Baixei um pouco a cabeça e consegui ver tudo, não só a mão do Daniel amassando a buceta da minha namorada, mas eles se beijando, enquanto ela subia a perna na dele. Vi também quando ela tava batendo uma pra ele, via a mão da minha namorada puxando o pau dele, até a ponta aparecendo. Eram movimentos rápidos enquanto se beijavam e trocavam língua, dava pra ver pelo jeito que as bochechas deles se mexiam.
Não durou muito, porque sei lá há quanto tempo estavam naquilo, só se beijaram enquanto eu sentia e via os espasmos do Daniel gozando na barriga dela. Não enxergava tudo direito, mas percebia aquela quantidade branca no estômago dela, e como os dois estavam ofegantes sem parar de se beijar. Vi a Clara se ajeitar, sem dizer nada, só se mexeu devagar como se ainda tivesse medo de me acordar. Não consegui ver bem, mas vi o cabelo dela se movendo e a cabeça descendo na barriga do Daniel, sabia que ela tava lambendo a porra dele, algo que nunca fez comigo, por que com ele sim? Só ouvi os últimos sussurros antes dela levantar a cabeça e perceber como estavam se acomodando.
Daniel.⸻ Você gosta deles?... No começo nem queria tocar, agora come eles quando saem.
Clara. — Sua porra tá bem quente, hein, e você soltou pra caralho... Mas já, Dani, vamos dormir, ele pode acordar.

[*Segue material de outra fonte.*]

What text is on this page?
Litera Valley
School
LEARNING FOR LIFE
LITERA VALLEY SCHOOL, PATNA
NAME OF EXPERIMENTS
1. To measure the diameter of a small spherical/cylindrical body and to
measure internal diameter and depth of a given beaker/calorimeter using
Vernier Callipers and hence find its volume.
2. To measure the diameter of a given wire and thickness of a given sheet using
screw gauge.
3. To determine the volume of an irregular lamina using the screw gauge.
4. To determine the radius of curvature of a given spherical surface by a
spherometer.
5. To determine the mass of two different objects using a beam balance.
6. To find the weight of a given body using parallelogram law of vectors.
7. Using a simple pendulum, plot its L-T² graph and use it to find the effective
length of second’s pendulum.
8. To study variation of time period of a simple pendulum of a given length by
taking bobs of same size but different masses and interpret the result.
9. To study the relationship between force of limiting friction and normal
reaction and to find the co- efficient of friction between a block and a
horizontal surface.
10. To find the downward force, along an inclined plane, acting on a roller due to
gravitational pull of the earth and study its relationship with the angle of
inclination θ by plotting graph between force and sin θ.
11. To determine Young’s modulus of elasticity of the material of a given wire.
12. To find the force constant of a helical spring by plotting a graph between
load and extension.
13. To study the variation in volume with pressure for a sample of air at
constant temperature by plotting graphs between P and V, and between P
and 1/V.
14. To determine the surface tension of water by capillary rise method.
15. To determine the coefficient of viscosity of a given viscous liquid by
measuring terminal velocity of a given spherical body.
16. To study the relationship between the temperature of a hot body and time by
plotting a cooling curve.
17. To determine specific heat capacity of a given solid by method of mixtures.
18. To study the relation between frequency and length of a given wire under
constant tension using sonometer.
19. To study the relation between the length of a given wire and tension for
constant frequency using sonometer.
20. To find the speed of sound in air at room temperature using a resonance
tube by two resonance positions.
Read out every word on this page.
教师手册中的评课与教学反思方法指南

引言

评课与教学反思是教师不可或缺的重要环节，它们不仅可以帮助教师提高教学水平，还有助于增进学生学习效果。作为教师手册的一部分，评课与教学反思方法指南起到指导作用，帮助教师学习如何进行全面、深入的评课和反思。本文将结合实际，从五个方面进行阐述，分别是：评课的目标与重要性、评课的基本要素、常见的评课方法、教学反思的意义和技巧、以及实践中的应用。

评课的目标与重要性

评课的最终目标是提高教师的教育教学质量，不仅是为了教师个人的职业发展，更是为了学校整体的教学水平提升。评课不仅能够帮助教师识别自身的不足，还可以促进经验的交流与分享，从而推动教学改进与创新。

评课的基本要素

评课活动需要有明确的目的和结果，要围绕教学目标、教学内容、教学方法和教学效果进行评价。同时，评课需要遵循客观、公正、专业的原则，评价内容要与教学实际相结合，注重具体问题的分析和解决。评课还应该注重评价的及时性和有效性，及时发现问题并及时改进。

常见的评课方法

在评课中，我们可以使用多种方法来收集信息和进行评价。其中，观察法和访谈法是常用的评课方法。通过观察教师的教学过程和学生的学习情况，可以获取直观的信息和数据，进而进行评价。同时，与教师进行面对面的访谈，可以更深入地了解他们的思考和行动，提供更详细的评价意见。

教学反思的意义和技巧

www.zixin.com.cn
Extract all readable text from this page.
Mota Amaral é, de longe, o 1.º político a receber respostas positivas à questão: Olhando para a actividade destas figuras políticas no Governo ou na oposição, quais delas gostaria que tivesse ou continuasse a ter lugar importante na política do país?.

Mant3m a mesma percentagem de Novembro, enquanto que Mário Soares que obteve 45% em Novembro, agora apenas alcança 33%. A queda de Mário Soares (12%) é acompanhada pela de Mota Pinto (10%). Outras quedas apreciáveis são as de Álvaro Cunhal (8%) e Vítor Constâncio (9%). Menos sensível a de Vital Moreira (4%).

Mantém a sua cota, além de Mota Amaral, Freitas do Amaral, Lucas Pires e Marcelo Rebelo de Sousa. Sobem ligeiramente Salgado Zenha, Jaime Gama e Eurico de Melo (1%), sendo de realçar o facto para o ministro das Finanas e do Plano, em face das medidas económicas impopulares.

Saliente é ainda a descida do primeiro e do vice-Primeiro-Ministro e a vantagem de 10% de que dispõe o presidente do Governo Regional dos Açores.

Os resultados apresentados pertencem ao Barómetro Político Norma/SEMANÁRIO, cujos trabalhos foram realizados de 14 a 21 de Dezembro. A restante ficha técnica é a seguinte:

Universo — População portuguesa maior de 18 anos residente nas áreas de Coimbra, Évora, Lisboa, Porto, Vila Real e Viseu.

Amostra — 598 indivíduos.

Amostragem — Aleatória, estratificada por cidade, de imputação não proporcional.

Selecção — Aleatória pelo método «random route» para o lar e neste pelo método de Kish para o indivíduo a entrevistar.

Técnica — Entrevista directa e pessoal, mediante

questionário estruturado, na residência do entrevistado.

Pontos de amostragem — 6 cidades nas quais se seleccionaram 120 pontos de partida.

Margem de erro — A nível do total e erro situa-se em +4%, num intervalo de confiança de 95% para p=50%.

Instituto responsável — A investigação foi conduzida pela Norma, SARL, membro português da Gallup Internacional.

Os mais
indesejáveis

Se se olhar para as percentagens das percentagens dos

Não dormi muito naquela noite, mas acabei apagando de vez quando não aguentei mais; quando acordei, já não os vi, então me troquei antes de sair, foi quando os vi conversando bem juntinhos, e ela de bom humor enquanto tomavam café da manhã sem terem me acordado.
Clara.⸻ Bom dia, amor... Não te acordamos porque você tava bem dormindo.
Daniel. — Já te falei, mano, para de dormir tarde.
Ambos riram antes de vê-la, ela sorria, ria, até dava uns tapinhas, como se nada tivesse acontecido naquela madrugada.
Já era a última semana e eu não dormia bem por ficar espiando eles. Quando eu chegava das compras, os dois saíam do banheiro rápido, ou de madrugada tinham a sessão de beijos deles. Também a roupa que ela usava era pouca, sempre com a desculpa de estar com calor. Eu sabia que por baixo não tinha nada, só umas marquinhas vermelhas de beliscões.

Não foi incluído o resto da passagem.